In Sarah's case it is the knowledge of Judgement Day, inescapable nuclear Armageddon. In Ace's case it is a lot more subtle.

Somewhere between Survival and Andrew Cartmel's Warhead she changes, she moves from self-sufficiency to mercenary. She has what it takes to organise a group of Kurdish guerillas in an attack, she survives alone in a land where people are trying to kill her. She has outgrown childish inhibitions about sex, and perhaps outgrown love itself. And as she says half way through the book:

I'm just twenty-two, and I don't mind dying
At the end of Paul Cornell's Love and War she leaves the Doctor, spends three years as a mercenary of the Terran Empire, killing Daleks.

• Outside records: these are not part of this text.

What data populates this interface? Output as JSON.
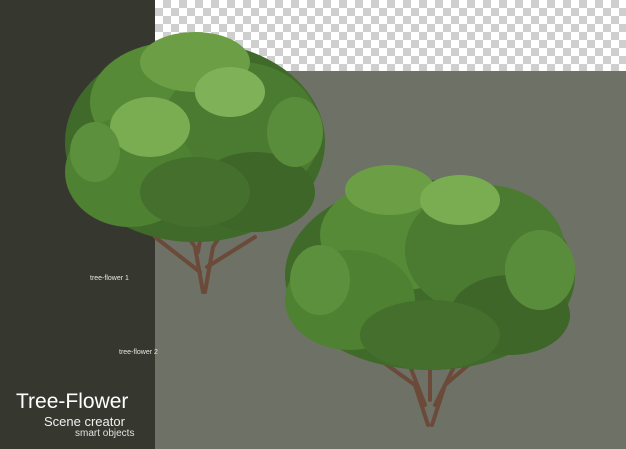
{
  "labels": {
    "tree1": "tree-flower 1",
    "tree2": "tree-flower 2"
  },
  "title": "Tree-Flower",
  "subtitle": "Scene creator",
  "caption": "smart objects"
}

And when she rejoins the Doctor it is as a very different figure from the sixteen-year old who was offered the sights of the universe way back in Dragonfire.

What happened to her?

It has never been explicitly stated, at least not yet, but I believe she has simply spent too much time with the Doctor. In S25 and 26 the Doctor was working towards making Ace feel good about herself. But he was also using her as a piece in the game. The Doctor saves lives and saves worlds or a fairly regular basis, the scale he works on is immense. To be a part of this, to be used as a part of this -- well, it would be enough to blow anyone's sense of perspective.

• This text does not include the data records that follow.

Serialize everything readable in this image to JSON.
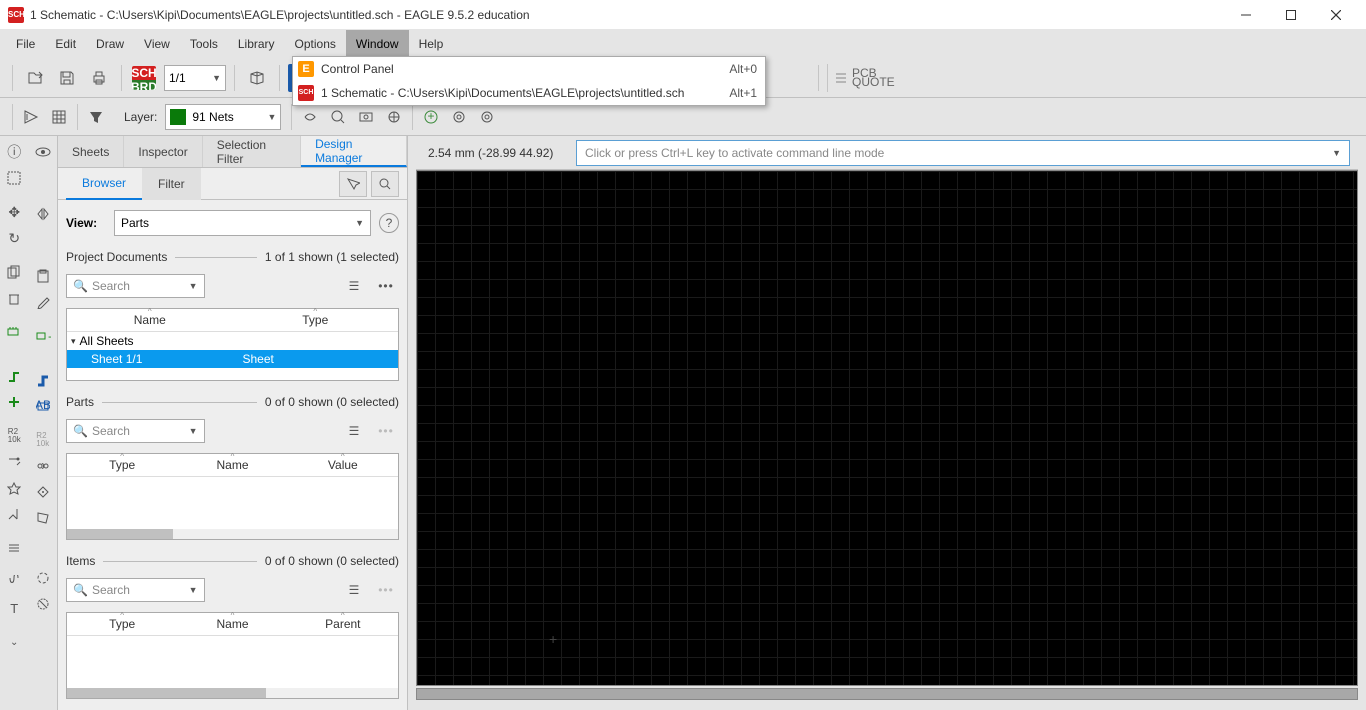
{
  "title": "1 Schematic - C:\\Users\\Kipi\\Documents\\EAGLE\\projects\\untitled.sch - EAGLE 9.5.2 education",
  "menu": {
    "items": [
      "File",
      "Edit",
      "Draw",
      "View",
      "Tools",
      "Library",
      "Options",
      "Window",
      "Help"
    ],
    "active": "Window"
  },
  "windowMenu": {
    "items": [
      {
        "icon": "E",
        "label": "Control Panel",
        "shortcut": "Alt+0"
      },
      {
        "icon": "SCH",
        "label": "1 Schematic - C:\\Users\\Kipi\\Documents\\EAGLE\\projects\\untitled.sch",
        "shortcut": "Alt+1"
      }
    ]
  },
  "toolbar1": {
    "sheet": "1/1",
    "pcbQuote1": "PCB",
    "pcbQuote2": "QUOTE"
  },
  "toolbar2": {
    "layerLabel": "Layer:",
    "layerValue": "91 Nets"
  },
  "cmdbar": {
    "coords": "2.54 mm (-28.99 44.92)",
    "placeholder": "Click or press Ctrl+L key to activate command line mode"
  },
  "panelTabs1": [
    "Sheets",
    "Inspector",
    "Selection Filter",
    "Design Manager"
  ],
  "panelTabs1Active": "Design Manager",
  "panelTabs2": [
    "Browser",
    "Filter"
  ],
  "panelTabs2Active": "Browser",
  "viewRow": {
    "label": "View:",
    "value": "Parts"
  },
  "sections": {
    "projectDocs": {
      "label": "Project Documents",
      "count": "1 of 1 shown (1 selected)",
      "searchPlaceholder": "Search",
      "headers": [
        "Name",
        "Type"
      ],
      "rows": [
        {
          "name": "All Sheets",
          "type": "",
          "tree": true
        },
        {
          "name": "Sheet 1/1",
          "type": "Sheet",
          "selected": true,
          "indent": true
        }
      ]
    },
    "parts": {
      "label": "Parts",
      "count": "0 of 0 shown (0 selected)",
      "searchPlaceholder": "Search",
      "headers": [
        "Type",
        "Name",
        "Value"
      ]
    },
    "items": {
      "label": "Items",
      "count": "0 of 0 shown (0 selected)",
      "searchPlaceholder": "Search",
      "headers": [
        "Type",
        "Name",
        "Parent"
      ]
    }
  }
}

This is not new within Doctor Who, though it is only a product of the darker eighties and nineties. Turlough had no pretensions about what was going on, and even after Enlightenment he kept himself safely separate from the Time Lord. Tegan got too personally involved, in the people she met, in the bloodshed. I think it drove her a little insane, and at the end of Resurrection she just couldn't handle it any more.

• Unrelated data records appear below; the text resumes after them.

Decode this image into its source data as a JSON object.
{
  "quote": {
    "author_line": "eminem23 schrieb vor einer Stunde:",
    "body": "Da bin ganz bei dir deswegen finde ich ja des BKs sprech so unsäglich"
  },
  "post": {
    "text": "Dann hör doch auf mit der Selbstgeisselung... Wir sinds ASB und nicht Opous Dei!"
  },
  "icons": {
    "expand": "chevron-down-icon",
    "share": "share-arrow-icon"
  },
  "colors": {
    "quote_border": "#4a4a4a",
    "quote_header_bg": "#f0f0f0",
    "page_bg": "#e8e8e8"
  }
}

And Peri... Peri was, of course, a whinger. But if you look closely at the character you see a girl lost and subjected to things she doesn't understand and had no control over. Of course she isn't a hero -- she was simply, and very understandably, scared, and tried to do her best anyway.

But Ace has caught herself up in the Doctor's affairs, she has become part of the 'fight against evil', which after a while might simply seem like the fight.

Sarah Connor realised, through the love of her son, that the world wasn't quite the bleak picture she had painted for herself. But what will draw Ace back?

Not the Doctor, I suspect. And not her family, because she has long ago made her peace with her memory, if not the actuality. She has outgrown their power over her.

Like Ripley, she has spent so much time with the horror that it has become a part of herself. She is tired, but she just keeps on swinging, through force of habit.

Ripley died, there was nothing else for her.

Ace, of course, will eventually die herself. But will she find peace before that final day? That is for the future, and we can but wait and see.

Notes

[1] Stephen King has pointed out that the bit where she returns for the cat is a bit of girlish silliness forced by the writer. I'm not so sure -- and remember that Ripley is, in effect, the equivalent of a olden-times sailor, a superstitious bunch at the best of times. To abandon the ship's companion would be a crime against the gods indeed. (And no, I'm not trying to say that she is stupid.)

[2] It sort of goes down hill from there. As Kyla Ward so wonderfully put it, it's all over bar the shooting.